Suleika Soto, a mother of two children in Boston public schools, said she got involved in speaking before the School Committee three years ago when the district planned to cut funding at the Blackstone Elementary School in the South End. Parents secured a promise from the superintendent to build walls at the Blackstone, an open-concept school, but the walls have so far not materialized.
“There is no real way for us to hold the School Committee members accountable for what was promised and not given,” Soto said.
Neema Avashia, a longtime civics teacher at the former McCormack Middle School, which recently merged with the Boston Community Leadership Academy, said when her school reached out to the School Committee to advocate against selling the McCormack’s open fields to a local nonprofit, she was told school committees were barred from meeting individually with constituents. “There’s no outreach,” Avashia said. “No one is seeking to understand the issues before they vote.”
A mother from the Manning Elementary School in Jamaica Plain, where at least 18 people recently tested positive for COVID-19, called the need for an elected School Committee a “safety issue.” Bevin Kenney recently contacted School Committee members wanting help better understanding whether Boston public schools did everything it could to prevent the spread of the virus at their school, but it didn’t lead to any help or action. “It doesn’t seem like they even have a channel for addressing parent concerns,” she said.

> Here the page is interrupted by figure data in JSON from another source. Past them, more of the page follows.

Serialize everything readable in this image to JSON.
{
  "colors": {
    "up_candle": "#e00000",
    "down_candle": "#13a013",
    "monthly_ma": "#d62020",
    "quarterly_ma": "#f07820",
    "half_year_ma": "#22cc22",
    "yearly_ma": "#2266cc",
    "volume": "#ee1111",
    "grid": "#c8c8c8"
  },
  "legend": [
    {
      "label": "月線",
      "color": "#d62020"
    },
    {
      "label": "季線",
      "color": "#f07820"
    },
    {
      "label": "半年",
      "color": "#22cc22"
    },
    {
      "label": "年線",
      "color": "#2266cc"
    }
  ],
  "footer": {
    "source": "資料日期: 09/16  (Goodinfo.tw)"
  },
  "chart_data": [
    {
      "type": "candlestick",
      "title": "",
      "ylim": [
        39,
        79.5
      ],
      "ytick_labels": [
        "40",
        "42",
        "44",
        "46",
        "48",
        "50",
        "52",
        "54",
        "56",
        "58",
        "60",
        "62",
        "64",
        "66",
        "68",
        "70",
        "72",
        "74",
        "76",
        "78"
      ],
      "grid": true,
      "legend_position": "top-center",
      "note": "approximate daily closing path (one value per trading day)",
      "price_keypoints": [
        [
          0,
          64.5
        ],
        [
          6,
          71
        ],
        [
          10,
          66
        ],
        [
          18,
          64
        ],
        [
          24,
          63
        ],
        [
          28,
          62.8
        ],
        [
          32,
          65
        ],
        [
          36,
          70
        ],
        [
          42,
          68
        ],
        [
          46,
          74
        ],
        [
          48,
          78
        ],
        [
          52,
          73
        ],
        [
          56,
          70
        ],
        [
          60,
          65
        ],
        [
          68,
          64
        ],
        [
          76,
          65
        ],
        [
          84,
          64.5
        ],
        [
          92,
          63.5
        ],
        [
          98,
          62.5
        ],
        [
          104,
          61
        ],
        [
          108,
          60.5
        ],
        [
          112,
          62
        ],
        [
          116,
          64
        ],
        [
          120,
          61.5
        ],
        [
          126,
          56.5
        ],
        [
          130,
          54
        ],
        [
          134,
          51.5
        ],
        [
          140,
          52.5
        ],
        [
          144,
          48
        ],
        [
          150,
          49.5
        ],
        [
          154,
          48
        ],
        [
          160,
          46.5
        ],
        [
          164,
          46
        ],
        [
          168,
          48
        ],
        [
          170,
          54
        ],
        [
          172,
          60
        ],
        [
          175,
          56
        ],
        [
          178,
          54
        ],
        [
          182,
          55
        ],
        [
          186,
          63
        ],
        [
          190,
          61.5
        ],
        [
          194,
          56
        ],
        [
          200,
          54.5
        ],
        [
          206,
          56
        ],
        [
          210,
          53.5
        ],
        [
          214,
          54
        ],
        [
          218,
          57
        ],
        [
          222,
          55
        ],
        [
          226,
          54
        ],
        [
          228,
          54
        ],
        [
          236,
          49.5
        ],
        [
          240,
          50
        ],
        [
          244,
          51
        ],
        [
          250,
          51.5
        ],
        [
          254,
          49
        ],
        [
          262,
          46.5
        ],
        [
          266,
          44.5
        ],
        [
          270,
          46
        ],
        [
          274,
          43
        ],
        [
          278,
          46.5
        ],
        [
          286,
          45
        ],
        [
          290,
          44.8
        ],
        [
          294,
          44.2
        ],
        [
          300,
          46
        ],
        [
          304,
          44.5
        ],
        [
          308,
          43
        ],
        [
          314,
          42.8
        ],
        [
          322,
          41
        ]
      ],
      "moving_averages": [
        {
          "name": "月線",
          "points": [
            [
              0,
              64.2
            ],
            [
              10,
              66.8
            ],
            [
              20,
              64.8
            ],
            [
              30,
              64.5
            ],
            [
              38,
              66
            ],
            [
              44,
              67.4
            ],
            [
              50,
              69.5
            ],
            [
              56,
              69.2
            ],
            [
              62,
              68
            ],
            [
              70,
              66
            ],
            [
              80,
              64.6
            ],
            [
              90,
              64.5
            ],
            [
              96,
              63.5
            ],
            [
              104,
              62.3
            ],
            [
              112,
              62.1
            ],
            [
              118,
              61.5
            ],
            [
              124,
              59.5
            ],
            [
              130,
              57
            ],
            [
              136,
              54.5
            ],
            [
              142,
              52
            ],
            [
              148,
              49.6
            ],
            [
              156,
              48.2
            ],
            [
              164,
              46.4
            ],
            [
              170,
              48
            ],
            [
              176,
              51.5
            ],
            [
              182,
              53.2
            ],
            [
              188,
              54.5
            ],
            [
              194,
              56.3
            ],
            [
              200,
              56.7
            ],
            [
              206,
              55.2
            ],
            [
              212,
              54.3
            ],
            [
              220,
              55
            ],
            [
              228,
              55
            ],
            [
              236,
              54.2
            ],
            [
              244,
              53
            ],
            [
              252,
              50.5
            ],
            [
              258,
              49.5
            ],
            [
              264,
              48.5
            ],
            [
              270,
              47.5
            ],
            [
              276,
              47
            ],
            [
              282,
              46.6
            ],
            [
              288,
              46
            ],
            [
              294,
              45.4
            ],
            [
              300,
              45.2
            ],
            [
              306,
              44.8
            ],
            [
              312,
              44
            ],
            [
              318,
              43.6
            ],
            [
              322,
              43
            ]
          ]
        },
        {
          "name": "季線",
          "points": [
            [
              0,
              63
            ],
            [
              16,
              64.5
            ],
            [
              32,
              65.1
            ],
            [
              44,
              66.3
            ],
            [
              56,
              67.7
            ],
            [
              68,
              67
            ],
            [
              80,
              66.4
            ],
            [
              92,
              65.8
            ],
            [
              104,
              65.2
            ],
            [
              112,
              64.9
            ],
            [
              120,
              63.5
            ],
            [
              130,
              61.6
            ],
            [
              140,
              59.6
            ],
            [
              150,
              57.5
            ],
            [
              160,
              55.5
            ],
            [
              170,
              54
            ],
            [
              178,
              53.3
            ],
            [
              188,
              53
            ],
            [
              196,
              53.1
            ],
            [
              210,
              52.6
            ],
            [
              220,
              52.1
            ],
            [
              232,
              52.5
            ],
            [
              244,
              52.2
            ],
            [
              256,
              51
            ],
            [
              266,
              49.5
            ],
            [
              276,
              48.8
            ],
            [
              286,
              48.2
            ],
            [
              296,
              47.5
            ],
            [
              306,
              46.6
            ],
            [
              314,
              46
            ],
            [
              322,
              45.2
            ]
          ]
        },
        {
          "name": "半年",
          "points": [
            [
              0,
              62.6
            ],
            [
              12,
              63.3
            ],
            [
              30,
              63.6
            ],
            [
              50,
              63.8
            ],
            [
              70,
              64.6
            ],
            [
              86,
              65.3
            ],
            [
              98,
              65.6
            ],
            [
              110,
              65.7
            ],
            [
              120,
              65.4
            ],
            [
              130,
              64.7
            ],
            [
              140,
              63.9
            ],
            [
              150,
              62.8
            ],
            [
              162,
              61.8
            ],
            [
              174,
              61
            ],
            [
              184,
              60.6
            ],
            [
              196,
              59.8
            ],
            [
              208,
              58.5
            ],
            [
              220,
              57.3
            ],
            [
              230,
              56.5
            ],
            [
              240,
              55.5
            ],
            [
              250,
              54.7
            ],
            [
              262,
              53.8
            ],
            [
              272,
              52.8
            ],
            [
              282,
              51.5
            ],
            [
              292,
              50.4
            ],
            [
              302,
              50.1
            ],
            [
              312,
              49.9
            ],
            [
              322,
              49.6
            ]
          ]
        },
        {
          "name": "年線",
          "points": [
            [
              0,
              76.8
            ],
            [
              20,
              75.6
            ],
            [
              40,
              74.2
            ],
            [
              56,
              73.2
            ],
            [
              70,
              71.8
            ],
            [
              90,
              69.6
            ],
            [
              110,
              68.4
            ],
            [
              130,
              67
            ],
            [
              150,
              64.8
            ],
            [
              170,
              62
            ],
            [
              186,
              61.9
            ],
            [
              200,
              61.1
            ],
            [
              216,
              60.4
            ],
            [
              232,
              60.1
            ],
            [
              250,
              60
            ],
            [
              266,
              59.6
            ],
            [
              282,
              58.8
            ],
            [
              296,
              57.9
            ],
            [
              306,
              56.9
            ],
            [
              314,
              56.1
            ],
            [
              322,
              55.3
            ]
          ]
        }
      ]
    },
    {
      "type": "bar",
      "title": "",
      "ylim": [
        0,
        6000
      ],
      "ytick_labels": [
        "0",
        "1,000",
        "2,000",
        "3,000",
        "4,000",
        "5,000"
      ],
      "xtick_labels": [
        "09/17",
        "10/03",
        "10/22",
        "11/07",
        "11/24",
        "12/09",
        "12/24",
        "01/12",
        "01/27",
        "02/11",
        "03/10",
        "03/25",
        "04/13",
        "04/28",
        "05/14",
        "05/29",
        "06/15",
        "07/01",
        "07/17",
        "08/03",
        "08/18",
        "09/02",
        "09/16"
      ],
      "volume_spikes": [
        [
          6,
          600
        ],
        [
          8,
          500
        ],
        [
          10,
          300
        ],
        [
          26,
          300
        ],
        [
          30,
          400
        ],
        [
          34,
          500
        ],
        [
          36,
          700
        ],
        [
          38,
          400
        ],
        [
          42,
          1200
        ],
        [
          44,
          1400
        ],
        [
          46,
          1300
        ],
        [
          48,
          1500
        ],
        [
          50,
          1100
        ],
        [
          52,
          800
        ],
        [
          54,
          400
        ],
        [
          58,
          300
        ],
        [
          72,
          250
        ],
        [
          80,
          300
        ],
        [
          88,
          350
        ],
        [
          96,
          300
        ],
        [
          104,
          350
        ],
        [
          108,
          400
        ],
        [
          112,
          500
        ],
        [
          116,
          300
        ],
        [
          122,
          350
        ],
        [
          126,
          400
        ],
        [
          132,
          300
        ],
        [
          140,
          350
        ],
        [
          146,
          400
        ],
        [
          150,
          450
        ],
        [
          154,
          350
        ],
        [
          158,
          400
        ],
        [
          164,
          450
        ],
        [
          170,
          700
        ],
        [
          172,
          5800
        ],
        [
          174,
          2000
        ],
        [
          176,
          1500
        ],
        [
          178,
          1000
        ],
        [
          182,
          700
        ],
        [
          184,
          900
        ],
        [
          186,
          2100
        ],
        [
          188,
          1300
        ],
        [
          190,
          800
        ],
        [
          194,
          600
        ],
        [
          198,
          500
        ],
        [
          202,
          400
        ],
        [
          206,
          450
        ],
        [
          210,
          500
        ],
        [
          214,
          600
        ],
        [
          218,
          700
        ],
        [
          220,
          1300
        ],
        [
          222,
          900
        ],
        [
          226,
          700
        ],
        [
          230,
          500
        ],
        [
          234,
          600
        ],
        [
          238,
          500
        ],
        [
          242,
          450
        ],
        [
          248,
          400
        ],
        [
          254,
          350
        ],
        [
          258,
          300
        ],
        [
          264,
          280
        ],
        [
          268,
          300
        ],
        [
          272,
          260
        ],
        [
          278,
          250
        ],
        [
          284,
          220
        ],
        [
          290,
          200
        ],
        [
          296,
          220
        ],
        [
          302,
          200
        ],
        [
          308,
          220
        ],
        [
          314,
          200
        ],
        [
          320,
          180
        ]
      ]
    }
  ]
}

City councilors had questions about the best way to structure an elected committee and how many of the seats should be elected citywide and how many should represent districts like city councilors do. Murphy argued for three at-large seats and the rest elected by districts. “Having just run citywide, I know how hard that is and how much money it takes,” she said.
If the city has an elected School Committee but doesn’t designate some seats as district representatives, it “could result in a whiter, wealthier School Committee,” said Beth Huang, executive director at the Massachusetts Voter Table, a nonprofit that works to increase voter turnout among low-income voters and people of color.
She pointed to the City of Lowell as a cautionary tale. After a 2017 federal lawsuit complaining that the citywide at-large elections for School Committee and City Council prevented Latino and Asian American residents from winning seats, the city was barred from using its citywide at-large electoral system.
During the first two and half hours of the hearing, only one speaker raised any challenging questions about changing the way school board members are chosen. Pam Kocher, president of the Boston Municipal Research Bureau, a research organization focusing on Boston’s municipal government said the group wasn’t taking a position on the issue yet, but she warned that electing School Committee members might not “guarantee diversity” because elections tend to “reward those with the loudest voices and with the most resources behind them.”
But many advocates pushing for the change waved away such concerns, saying Boston has become a different city than it was when the School Committee became an appointed body in 1992. They said the move to an elected School Committee is a civil rights issue.
“This really is about restoring a voting right that was taken away,” said Tanisha Sullivan, president of the Boston branch of the NAACP. “But having an elected School Committee doesn’t make all of the problems go away. It’s a structure where we can, in a more engaged way, wrestle with the issues.”